Vers une déscolarisation massive en Afrique subsaharienne ?

L’école continue d’aller bien mal, si l’on en juge par le dernier rapport de l’Unicef. «Pertes d’une ampleur presque insurmontable» écrit le rapport. Les chiffres sont en effet une nouvelle fois accablants. Plus de 600 millions d’enfants seraient affectés par des fermetures totales ou partielles d’écoles. Les retards de scolarisation en sont une conséquence immédiate. 70% des enfants de 10 ans des pays à revenu faible ou intermédiaire seraient ainsi incapables de lire ou de comprendre un texte simple. La pandémie de Covid-19 en serait la première cause mais on a vu aussi à quel point l’insécurité latente dans les pays d’Afrique subsaharienne contribuait à renforcer cette situation déplorable. Pandémie certes mais tout autant attaques djihadistes, conflits interethniques locaux voire guerres civiles, partout convergent les facteurs contribuant à ralentir la scolarité, à encourager l’abandon (ce serait le cas pour près d’un demi-million d’élèves en Afrique du Sud) voire à supprimer la scolarisation des enfants et ses effets bénéfiques. On pourra certes dire que même dans les pays développés, y compris en France malgré les efforts faits pour maintenir les écoles ouvertes, la pandémie a eu de tels effets. Mais ce serait oublier que dans les pays développés, il existe non seulement des politiques sanitaires plus efficaces pour combattre la pandémie mais également des outils de communication permettant de ne pas rompre la relation pédagogique, notamment grâce au numérique. On pourra arguer que le numérique est souvent mal adapté à l’école primaire mais il n’empêche que les familles des pays développés sont à l’évidence mieux armées contre la pandémie et qu’elles ont moins à se préoccuper de l’alimentation de leurs enfants ou d’autres conflits d’autres natures. Est-on en train d’assister à la genèse de retards irréparables, voire à une déscolarisation massive des enfants d’Afrique subsaharienne? La question peut paraître choquante mais on doit la poser, tant les politiques éducatives suivies jusqu’ici ont été catastrophiques.

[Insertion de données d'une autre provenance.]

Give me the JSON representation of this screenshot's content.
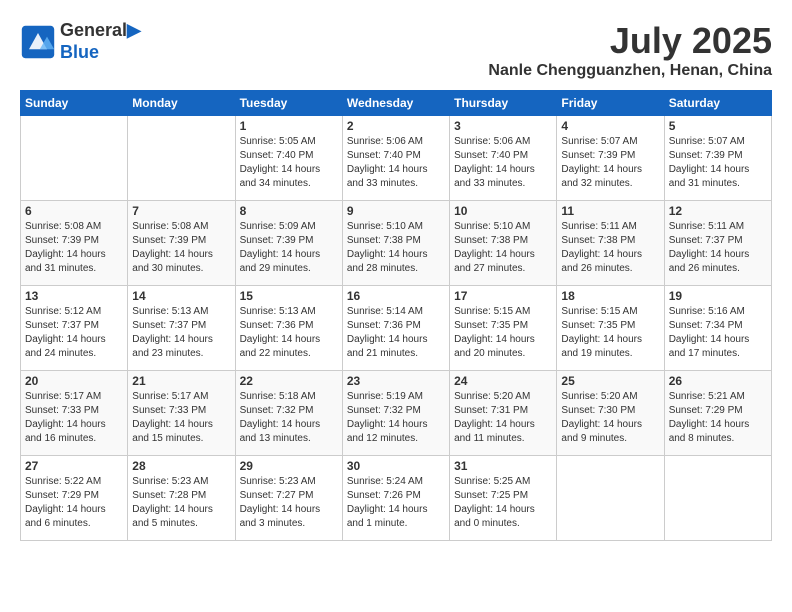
{
  "header": {
    "logo_line1": "General",
    "logo_line2": "Blue",
    "month": "July 2025",
    "location": "Nanle Chengguanzhen, Henan, China"
  },
  "days_of_week": [
    "Sunday",
    "Monday",
    "Tuesday",
    "Wednesday",
    "Thursday",
    "Friday",
    "Saturday"
  ],
  "weeks": [
    [
      {
        "day": "",
        "info": ""
      },
      {
        "day": "",
        "info": ""
      },
      {
        "day": "1",
        "info": "Sunrise: 5:05 AM\nSunset: 7:40 PM\nDaylight: 14 hours and 34 minutes."
      },
      {
        "day": "2",
        "info": "Sunrise: 5:06 AM\nSunset: 7:40 PM\nDaylight: 14 hours and 33 minutes."
      },
      {
        "day": "3",
        "info": "Sunrise: 5:06 AM\nSunset: 7:40 PM\nDaylight: 14 hours and 33 minutes."
      },
      {
        "day": "4",
        "info": "Sunrise: 5:07 AM\nSunset: 7:39 PM\nDaylight: 14 hours and 32 minutes."
      },
      {
        "day": "5",
        "info": "Sunrise: 5:07 AM\nSunset: 7:39 PM\nDaylight: 14 hours and 31 minutes."
      }
    ],
    [
      {
        "day": "6",
        "info": "Sunrise: 5:08 AM\nSunset: 7:39 PM\nDaylight: 14 hours and 31 minutes."
      },
      {
        "day": "7",
        "info": "Sunrise: 5:08 AM\nSunset: 7:39 PM\nDaylight: 14 hours and 30 minutes."
      },
      {
        "day": "8",
        "info": "Sunrise: 5:09 AM\nSunset: 7:39 PM\nDaylight: 14 hours and 29 minutes."
      },
      {
        "day": "9",
        "info": "Sunrise: 5:10 AM\nSunset: 7:38 PM\nDaylight: 14 hours and 28 minutes."
      },
      {
        "day": "10",
        "info": "Sunrise: 5:10 AM\nSunset: 7:38 PM\nDaylight: 14 hours and 27 minutes."
      },
      {
        "day": "11",
        "info": "Sunrise: 5:11 AM\nSunset: 7:38 PM\nDaylight: 14 hours and 26 minutes."
      },
      {
        "day": "12",
        "info": "Sunrise: 5:11 AM\nSunset: 7:37 PM\nDaylight: 14 hours and 26 minutes."
      }
    ],
    [
      {
        "day": "13",
        "info": "Sunrise: 5:12 AM\nSunset: 7:37 PM\nDaylight: 14 hours and 24 minutes."
      },
      {
        "day": "14",
        "info": "Sunrise: 5:13 AM\nSunset: 7:37 PM\nDaylight: 14 hours and 23 minutes."
      },
      {
        "day": "15",
        "info": "Sunrise: 5:13 AM\nSunset: 7:36 PM\nDaylight: 14 hours and 22 minutes."
      },
      {
        "day": "16",
        "info": "Sunrise: 5:14 AM\nSunset: 7:36 PM\nDaylight: 14 hours and 21 minutes."
      },
      {
        "day": "17",
        "info": "Sunrise: 5:15 AM\nSunset: 7:35 PM\nDaylight: 14 hours and 20 minutes."
      },
      {
        "day": "18",
        "info": "Sunrise: 5:15 AM\nSunset: 7:35 PM\nDaylight: 14 hours and 19 minutes."
      },
      {
        "day": "19",
        "info": "Sunrise: 5:16 AM\nSunset: 7:34 PM\nDaylight: 14 hours and 17 minutes."
      }
    ],
    [
      {
        "day": "20",
        "info": "Sunrise: 5:17 AM\nSunset: 7:33 PM\nDaylight: 14 hours and 16 minutes."
      },
      {
        "day": "21",
        "info": "Sunrise: 5:17 AM\nSunset: 7:33 PM\nDaylight: 14 hours and 15 minutes."
      },
      {
        "day": "22",
        "info": "Sunrise: 5:18 AM\nSunset: 7:32 PM\nDaylight: 14 hours and 13 minutes."
      },
      {
        "day": "23",
        "info": "Sunrise: 5:19 AM\nSunset: 7:32 PM\nDaylight: 14 hours and 12 minutes."
      },
      {
        "day": "24",
        "info": "Sunrise: 5:20 AM\nSunset: 7:31 PM\nDaylight: 14 hours and 11 minutes."
      },
      {
        "day": "25",
        "info": "Sunrise: 5:20 AM\nSunset: 7:30 PM\nDaylight: 14 hours and 9 minutes."
      },
      {
        "day": "26",
        "info": "Sunrise: 5:21 AM\nSunset: 7:29 PM\nDaylight: 14 hours and 8 minutes."
      }
    ],
    [
      {
        "day": "27",
        "info": "Sunrise: 5:22 AM\nSunset: 7:29 PM\nDaylight: 14 hours and 6 minutes."
      },
      {
        "day": "28",
        "info": "Sunrise: 5:23 AM\nSunset: 7:28 PM\nDaylight: 14 hours and 5 minutes."
      },
      {
        "day": "29",
        "info": "Sunrise: 5:23 AM\nSunset: 7:27 PM\nDaylight: 14 hours and 3 minutes."
      },
      {
        "day": "30",
        "info": "Sunrise: 5:24 AM\nSunset: 7:26 PM\nDaylight: 14 hours and 1 minute."
      },
      {
        "day": "31",
        "info": "Sunrise: 5:25 AM\nSunset: 7:25 PM\nDaylight: 14 hours and 0 minutes."
      },
      {
        "day": "",
        "info": ""
      },
      {
        "day": "",
        "info": ""
      }
    ]
  ]
}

Et toujours d’immenses besoins d’aide humanitaire, alimentaire ou sanitaire

La bonne nouvelle de la semaine c’est la livraison, enfin, par le CICR de fournitures médicales dont la capitale du Tigré était privée depuis plusieurs mois, ainsi que la reprise probable d’un acheminement routier ou aérien vers cette zone de conflit. Pour autant cette aide médicale ne saurait pourvoir à d’autres besoins, alimentaires notamment. Près de 3 millions de personnes vivant dans cette région souffriraient ainsi d’une «grave insécurité alimentaire» selon le programme alimentaire mondial (PAM). Quant au Sahel, l’ONU estime par la voix de son coordonnateur des secours d’urgence qu’environ 15 millions de personnes, au Mali, au Burkina ou au Niger, auront besoin cette année d’une aide humanitaire. De quoi mobiliser les généreux donateurs, mais aussi et peut-être surtout, faire ressortir l’indigence des politiques conduites jusqu’ici par les dirigeants de ces pays, donner raison à leurs opposants et alimenter les appétits des prédateurs à l’affût.